At Kindling, 50+ of our favorite customers participate in a Category in our Kindling discussing enhancement ideas. The Kindling Product Team loves hearing from customers about what’s working, and importantly, what isn't working. Through these discussions, ideas evolve, patterns emerge, and demand for a feature can be gauged.

All ideas are conversations, and having a centralized, canonical place for these conversations pays immediate dividends and provides long-term value.

The Product Team ideally views these conversations as valuable, and not as a distraction. If people, from executives to Sales to Customers are motivated enough to engage in conversations about the product, this becomes an essential flow of data to inform the product's evolution.

Fill out your Product Team with people who like to engage with others, they'll view their interactions with the rest of the organization, and with partners and customers, as an essential part of their job.

Validation is Essential

Great Product Teams validate the impact of potential product changes before investing resources. Will the change drive additional usage? Will it help acquire new customers? Is the investment in resources required to execute the change worth it? Perhaps more than anyone, the Lean Startup movement has been an important voice in stressing how essential validated learning is:

When you focus on figuring the right thing to build-the thing customers want and will pay for-you need not spend months waiting for a product beta launch to change the company's direction.

By creating a systematic approach to validated learning, the Product Team is always maximizing the impact of their potential product changes.

With Kindling at the front of the product development process, Product Teams have a place to track potential product changes from inception, through validation, learning, iteration, and ultimately rejection or inclusion in the product roadmap. These activities manifest themselves in Kindling via the configurable evaluation workflow steps, and by assigning and tracking validation work taking place against potential ideas.

The more evidence your Product Team uses in their decision-making, and the more they share this with the organization, the less likely it will be that people feel like their ideas aren't being considered. Evidence and transparency build trust.

Communicate Decisions

Product Management, at its core, is all about effective communication.
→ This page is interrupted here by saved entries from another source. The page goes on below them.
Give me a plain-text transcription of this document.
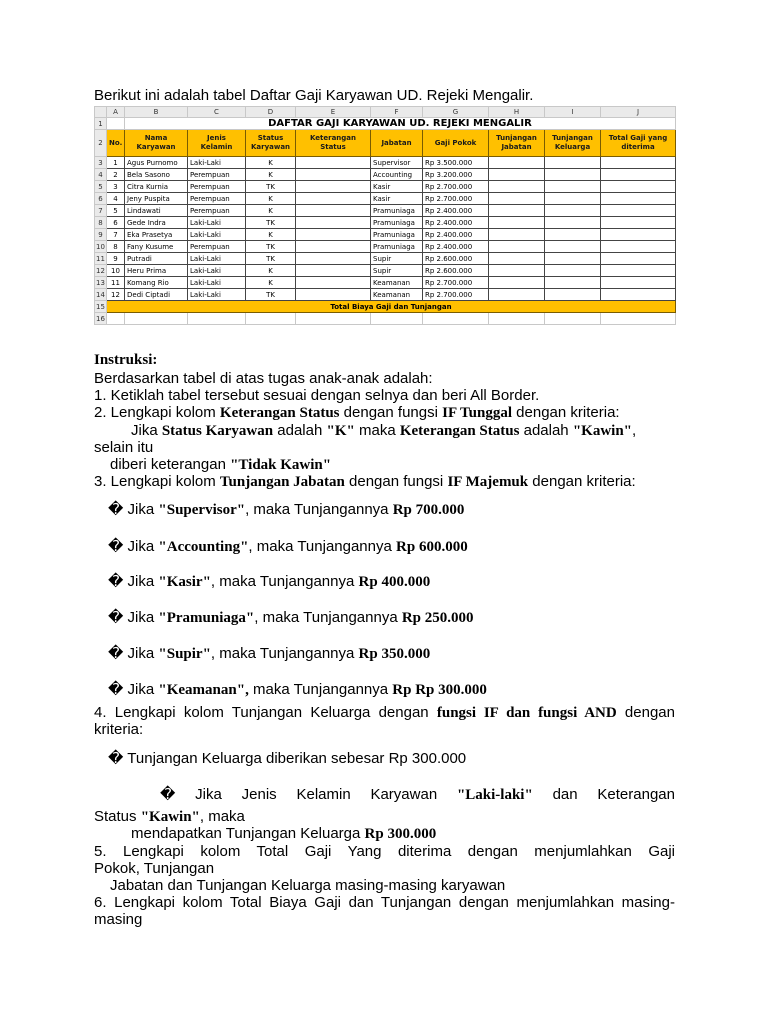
Berikut ini adalah tabel Daftar Gaji Karyawan UD. Rejeki Mengalir.
	A	B	C	D	E	F	G	H	I	J
1		DAFTAR GAJI KARYAWAN UD. REJEKI MENGALIR								
2	No.	Nama Karyawan	Jenis Kelamin	Status Karyawan	Keterangan Status	Jabatan	Gaji Pokok	Tunjangan Jabatan	Tunjangan Keluarga	Total Gaji yang diterima
3	1	Agus Purnomo	Laki-Laki	K		Supervisor	Rp 3.500.000			
4	2	Bela Sasono	Perempuan	K		Accounting	Rp 3.200.000			
5	3	Citra Kurnia	Perempuan	TK		Kasir	Rp 2.700.000			
6	4	Jeny Puspita	Perempuan	K		Kasir	Rp 2.700.000			
7	5	Lindawati	Perempuan	K		Pramuniaga	Rp 2.400.000			
8	6	Gede Indra	Laki-Laki	TK		Pramuniaga	Rp 2.400.000			
9	7	Eka Prasetya	Laki-Laki	K		Pramuniaga	Rp 2.400.000			
10	8	Fany Kusume	Perempuan	TK		Pramuniaga	Rp 2.400.000			
11	9	Putradi	Laki-Laki	TK		Supir	Rp 2.600.000			
12	10	Heru Prima	Laki-Laki	K		Supir	Rp 2.600.000			
13	11	Komang Rio	Laki-Laki	K		Keamanan	Rp 2.700.000			
14	12	Dedi Ciptadi	Laki-Laki	TK		Keamanan	Rp 2.700.000			
15	Total Biaya Gaji dan Tunjangan									
16										
Instruksi:
Berdasarkan tabel di atas tugas anak-anak adalah:
1. Ketiklah tabel tersebut sesuai dengan selnya dan beri All Border.
2. Lengkapi kolom Keterangan Status dengan fungsi IF Tunggal dengan kriteria:
Jika Status Karyawan adalah "K" maka Keterangan Status adalah "Kawin",
selain itu
diberi keterangan "Tidak Kawin"
3. Lengkapi kolom Tunjangan Jabatan dengan fungsi IF Majemuk dengan kriteria:
� Jika "Supervisor", maka Tunjangannya Rp 700.000
� Jika "Accounting", maka Tunjangannya Rp 600.000
� Jika "Kasir", maka Tunjangannya Rp 400.000
� Jika "Pramuniaga", maka Tunjangannya Rp 250.000
� Jika "Supir", maka Tunjangannya Rp 350.000
� Jika "Keamanan", maka Tunjangannya Rp Rp 300.000
4. Lengkapi kolom Tunjangan Keluarga dengan fungsi IF dan fungsi AND dengan
kriteria:
� Tunjangan Keluarga diberikan sebesar Rp 300.000
� Jika Jenis Kelamin Karyawan "Laki-laki" dan Keterangan
Status "Kawin", maka
mendapatkan Tunjangan Keluarga Rp 300.000
5. Lengkapi kolom Total Gaji Yang diterima dengan menjumlahkan Gaji
Pokok, Tunjangan
Jabatan dan Tunjangan Keluarga masing-masing karyawan
6. Lengkapi kolom Total Biaya Gaji dan Tunjangan dengan menjumlahkan masing-
masing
From goal-setting, to idea submission, collaboration, consideration, validation, and ultimately decisions leading to inclusion on the product roadmap, the product management process is an exercise in communication. And the best Product Teams are often the best communicators.

Product Teams using Kindling can leverage networks of people, inside and outside of the organization, to look for ideas, and to help evaluate those ideas. They can organize their conversations around goals for the product, and further organize conversations by Tag (for example, by tagging ideas by feature / featureset). And the entire scope of the product management process can be improved by communication with Kindling, from goal-setting all the way through to release notes as ideas become real changes made to the product.

Kindling at the front-end of the product management process enables Product Teams to listen across multiple channels for input, rigorously validate ideas for their potential impact on the organization’s goals, and communicate decisions back to the community. This creates a positive feedback loop, ensuring continued participation, and excitement, throughout the entire network of people who care about the product.

View the communication of a decision not as tedious work, but as a marketing opportunity. Decisions become the ultimate moment to discuss why an idea did or did not make the roadmap, further educating the community about what types of ideas the Product Team is seeking.

Give it a Try: Consider using Kindling to organize the ideas in the run-up to a Hackathon. It's a great way to build momentum ahead of the event, and will make the time spent at the event more productive, as there will be articulated ideas to choose from. Use the volunteer function of Kindling to gauge people’s interest in each idea and to help organize people into teams.